For the past two weeks we were in lockdown once again and one little luxury thing that I missed was visiting the coffee shop with Nathan.
Up in North Wales, the nearest Starbucks or Costa was around an hour away. So to suddenly have a Starbucks AND a Costa only ten minutes away is such a treat.
When the lockdown was announced I knew I wanted to try and make one of my favourite ‘coffeeshop-drinks’ at home: a Pumpkin Spice Latte. But to make a pumpkin spice latte, there are three steps to take: making the pumpkin puree, making the pumpkin spice base, and preparing the pumpkin spice latte. In this post, I’ll tell you how I made the pumpkin puree from scratch.
The three steps to making a pumpkin spice latte
Now, this may be an unpopular opinion, but to me, most Starbucks/Costa drinks feel too expensive for what you get. There are three drinks, however, that I always enjoy and personally feel are worth the money: a caramel frappuccino, a chai latte, and of course the pumpkin spice latte. I still wanted to see if I could make an agreeable pumpkin spice latte at home for those days that I don’t feel like spending that dosh on it, or just feel like having one at home.

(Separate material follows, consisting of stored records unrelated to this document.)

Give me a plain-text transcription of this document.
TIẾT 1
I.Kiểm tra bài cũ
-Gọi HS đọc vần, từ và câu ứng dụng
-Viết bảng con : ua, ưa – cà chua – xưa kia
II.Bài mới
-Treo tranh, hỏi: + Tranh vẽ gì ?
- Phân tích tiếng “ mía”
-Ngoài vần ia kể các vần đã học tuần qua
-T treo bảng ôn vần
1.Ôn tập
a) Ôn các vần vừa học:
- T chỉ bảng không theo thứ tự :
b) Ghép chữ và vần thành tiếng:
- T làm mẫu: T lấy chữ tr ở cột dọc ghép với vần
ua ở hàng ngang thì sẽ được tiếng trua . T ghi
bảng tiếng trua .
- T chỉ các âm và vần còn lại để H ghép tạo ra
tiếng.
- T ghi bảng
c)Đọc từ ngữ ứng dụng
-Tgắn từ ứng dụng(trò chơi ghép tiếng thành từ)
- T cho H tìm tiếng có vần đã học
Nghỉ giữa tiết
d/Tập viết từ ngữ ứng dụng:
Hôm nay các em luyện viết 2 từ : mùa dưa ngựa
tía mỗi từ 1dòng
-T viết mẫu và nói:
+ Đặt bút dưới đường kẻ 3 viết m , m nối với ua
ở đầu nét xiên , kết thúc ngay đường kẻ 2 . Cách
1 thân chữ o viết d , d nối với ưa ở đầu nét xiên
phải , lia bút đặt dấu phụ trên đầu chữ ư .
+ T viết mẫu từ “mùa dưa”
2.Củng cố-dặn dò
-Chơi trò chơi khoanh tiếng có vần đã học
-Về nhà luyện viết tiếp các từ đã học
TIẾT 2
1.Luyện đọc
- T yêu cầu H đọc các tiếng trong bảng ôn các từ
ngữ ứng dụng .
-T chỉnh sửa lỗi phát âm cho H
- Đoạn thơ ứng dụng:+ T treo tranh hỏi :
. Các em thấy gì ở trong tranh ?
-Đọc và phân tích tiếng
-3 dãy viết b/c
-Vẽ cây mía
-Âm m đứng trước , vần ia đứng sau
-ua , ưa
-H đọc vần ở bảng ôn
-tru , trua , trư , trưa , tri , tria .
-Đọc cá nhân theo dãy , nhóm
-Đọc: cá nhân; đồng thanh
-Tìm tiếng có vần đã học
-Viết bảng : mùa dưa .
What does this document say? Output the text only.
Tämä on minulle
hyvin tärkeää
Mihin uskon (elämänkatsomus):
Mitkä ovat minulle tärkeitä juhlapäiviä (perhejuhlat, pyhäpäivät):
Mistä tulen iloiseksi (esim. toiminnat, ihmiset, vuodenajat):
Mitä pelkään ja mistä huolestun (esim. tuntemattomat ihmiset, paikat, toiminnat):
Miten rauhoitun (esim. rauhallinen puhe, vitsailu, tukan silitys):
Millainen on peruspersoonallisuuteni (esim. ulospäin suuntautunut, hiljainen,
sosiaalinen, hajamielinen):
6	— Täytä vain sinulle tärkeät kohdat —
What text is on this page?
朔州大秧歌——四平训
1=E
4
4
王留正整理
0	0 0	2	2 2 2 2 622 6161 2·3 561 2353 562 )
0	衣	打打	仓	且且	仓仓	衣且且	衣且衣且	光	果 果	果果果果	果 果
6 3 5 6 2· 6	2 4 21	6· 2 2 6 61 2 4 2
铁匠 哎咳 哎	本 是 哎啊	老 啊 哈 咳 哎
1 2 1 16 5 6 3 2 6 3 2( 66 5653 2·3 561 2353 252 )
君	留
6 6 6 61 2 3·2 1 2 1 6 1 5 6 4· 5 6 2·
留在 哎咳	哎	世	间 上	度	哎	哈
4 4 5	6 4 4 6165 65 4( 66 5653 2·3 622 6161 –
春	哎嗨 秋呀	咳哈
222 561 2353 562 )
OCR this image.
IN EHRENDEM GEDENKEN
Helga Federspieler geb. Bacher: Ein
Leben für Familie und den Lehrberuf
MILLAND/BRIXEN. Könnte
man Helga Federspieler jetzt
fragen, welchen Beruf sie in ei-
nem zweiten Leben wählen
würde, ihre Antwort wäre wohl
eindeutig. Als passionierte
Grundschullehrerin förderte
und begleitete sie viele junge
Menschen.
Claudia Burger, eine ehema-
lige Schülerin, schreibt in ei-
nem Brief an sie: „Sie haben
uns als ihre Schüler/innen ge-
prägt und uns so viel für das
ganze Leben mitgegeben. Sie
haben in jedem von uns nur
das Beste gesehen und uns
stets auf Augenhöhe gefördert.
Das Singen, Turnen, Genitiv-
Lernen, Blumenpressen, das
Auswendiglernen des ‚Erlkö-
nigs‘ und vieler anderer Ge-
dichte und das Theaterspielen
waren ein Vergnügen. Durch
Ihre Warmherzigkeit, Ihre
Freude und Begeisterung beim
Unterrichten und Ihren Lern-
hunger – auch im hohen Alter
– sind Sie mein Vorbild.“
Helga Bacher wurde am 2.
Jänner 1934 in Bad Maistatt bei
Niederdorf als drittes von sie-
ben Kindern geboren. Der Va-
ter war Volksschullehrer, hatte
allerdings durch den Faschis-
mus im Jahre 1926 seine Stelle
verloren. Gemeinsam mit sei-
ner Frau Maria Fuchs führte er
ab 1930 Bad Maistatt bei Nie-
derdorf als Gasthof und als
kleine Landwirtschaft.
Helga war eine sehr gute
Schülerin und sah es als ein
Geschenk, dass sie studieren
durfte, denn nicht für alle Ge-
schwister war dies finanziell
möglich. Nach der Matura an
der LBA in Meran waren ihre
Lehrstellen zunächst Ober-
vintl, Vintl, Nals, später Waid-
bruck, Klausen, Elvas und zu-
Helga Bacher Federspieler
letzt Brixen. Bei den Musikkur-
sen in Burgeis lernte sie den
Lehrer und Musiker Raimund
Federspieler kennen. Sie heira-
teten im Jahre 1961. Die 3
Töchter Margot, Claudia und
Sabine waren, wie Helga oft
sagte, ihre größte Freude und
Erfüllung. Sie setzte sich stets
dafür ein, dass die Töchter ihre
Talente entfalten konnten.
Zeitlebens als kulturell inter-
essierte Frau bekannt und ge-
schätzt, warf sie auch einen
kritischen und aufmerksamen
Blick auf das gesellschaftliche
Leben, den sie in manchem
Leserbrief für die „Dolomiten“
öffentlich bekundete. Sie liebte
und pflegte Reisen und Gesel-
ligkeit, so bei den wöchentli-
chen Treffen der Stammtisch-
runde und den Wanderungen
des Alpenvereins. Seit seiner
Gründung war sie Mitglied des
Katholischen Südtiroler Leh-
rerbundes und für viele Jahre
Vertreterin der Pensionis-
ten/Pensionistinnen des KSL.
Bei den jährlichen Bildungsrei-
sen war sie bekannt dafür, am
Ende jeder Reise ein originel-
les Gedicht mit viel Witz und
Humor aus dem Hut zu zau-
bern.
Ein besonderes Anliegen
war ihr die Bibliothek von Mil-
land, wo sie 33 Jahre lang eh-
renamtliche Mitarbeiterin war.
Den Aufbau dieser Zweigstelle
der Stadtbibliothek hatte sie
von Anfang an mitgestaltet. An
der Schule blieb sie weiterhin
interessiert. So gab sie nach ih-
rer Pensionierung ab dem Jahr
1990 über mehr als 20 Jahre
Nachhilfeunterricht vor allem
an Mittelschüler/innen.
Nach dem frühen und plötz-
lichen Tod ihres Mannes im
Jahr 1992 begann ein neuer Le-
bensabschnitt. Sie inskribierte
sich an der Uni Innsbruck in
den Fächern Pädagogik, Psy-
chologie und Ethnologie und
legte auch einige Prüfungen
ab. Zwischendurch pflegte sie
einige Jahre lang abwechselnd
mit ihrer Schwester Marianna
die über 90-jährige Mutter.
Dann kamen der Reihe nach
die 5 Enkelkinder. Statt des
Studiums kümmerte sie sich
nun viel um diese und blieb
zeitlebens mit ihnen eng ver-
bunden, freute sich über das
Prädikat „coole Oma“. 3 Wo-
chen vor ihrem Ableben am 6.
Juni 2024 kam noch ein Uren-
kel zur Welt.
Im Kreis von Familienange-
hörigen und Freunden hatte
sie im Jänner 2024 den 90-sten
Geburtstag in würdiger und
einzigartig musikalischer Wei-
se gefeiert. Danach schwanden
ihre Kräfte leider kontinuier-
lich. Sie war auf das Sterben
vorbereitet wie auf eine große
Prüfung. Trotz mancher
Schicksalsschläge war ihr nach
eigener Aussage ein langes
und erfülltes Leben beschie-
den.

There are three steps to making a pumpkin spice latte. The first step is making pumpkin puree, the second one is making the pumpkin spice base, and the third one is actually preparing the pumpkin spice latte.
You can of course buy pumpkin puree, but I personally felt like making pumpkin puree from scratch. It is so easy to do and the brilliant thing is that you can freeze pumpkin puree. Something which is ideal for this time of year, because you never know when you’ll feel like whipping up some pumpkin cinnamon rolls or a pumpkin soup.
In this post I’ll be discussing how to make pumpkin puree, in the next post I’ll tell you how to make the pumpkin spice base, and in the one after that how to make the pumpkin spice latte!
Making the pumpkin puree
In order to make pumpkin puree, you’ll need pumpkin or butternut squash. You can use as little or as much as you want, but let’s just say that you’ll need about 850 grams of pumpkin in order to have three cups of pumpkin puree.
You’ll have to preheat the oven at 175 degrees C.
Cut the pumpkins in half and scoop out all of the seeds and pulp. You can keep the seeds in order to roast them in the oven, but I threw them this time. A little tip to speed up the process: use a hand mixer to get the pulp out!
Cut each pumpkin half in 4 or more slices and put them on a baking tray.
Once the oven is preheated, put the pumpkin in the oven for 45 minutes or until you can easily poke a fork into it. The pumpkin should be light golden brown when done.
Peel the skin off and put the pumpkin in a food processor (or blender) bit by bit. If it’s hard to blend, make sure to add a little bit of water. Now, if you don’t have a food processor or a blender, don’t panic. It is possible to do it with a potato masher as well. It will just take a little bit longer! If you have added just a bit too much water, run it through a sieve before using it or putting it in freezer bags.
After blending it, you can either use the pumpkin puree straight away or freeze some of it. I like to put the puree in freezer bags in portions of 1 cup each (250 grams). That way, when I do feel like baking or cooking something, I’ll know exactly how much pumpkin puree I have on hand. Pumpkin puree will last for up to three months in the freezer. You can either defrost it in the fridge or you can defrost it in the microwave. Either way, make sure to blend the defrosted mixture nicely before using it.
And that’s it… 1,5 hours of your time and you’ll have homemade pumpkin puree from scratch. Not bad eh? Now the fun part really begins… what to make with that pumpkin puree? On Wednesday I’ll be posting the recipe for the pumpkin spice base, so stay tuned!
P.S. Do you like a handy dandy printable? Keep on scrolling!
Pumpkin Puree from Scratch
- 850 grams Pumpkin (or Butternut Squash)
- Preheat the oven to 175 degrees Celsius
- Cut the pumpkin in half and remove the seeds and pulp from the center. (You can keep the seeds in order to roast them later.) One handy tip to speed up the process is to use a hand mixer to remove the seeds and pulp.
- Cut each half in four or more slices.
- Put the slices on a baking tray and put it in the oven for 45 minutes or until the pumpkin is fork tender. The pumkin should be light golden brown.
- Peel the skin off, put the pumpkin bit by bit in a food processor, and blend until you have a nice smooth puree. You can add a bit of water to make it easier to blend the pumpkin. If you feel the puree has gone too watery, you can run it through a sieve before using it or putting it in freezer bags.
- Once blended, if I don't use the pumpkin puree straight away, I like to put the pumpkin puree in freezer bags and freeze it. In each freezer bag I put about a cup (250 grams) of pumpkin puree. The pumpkin puree can stay in the freezer for as long as three months. You can defrost it in the fridge, or by using the defrost option on the microwave.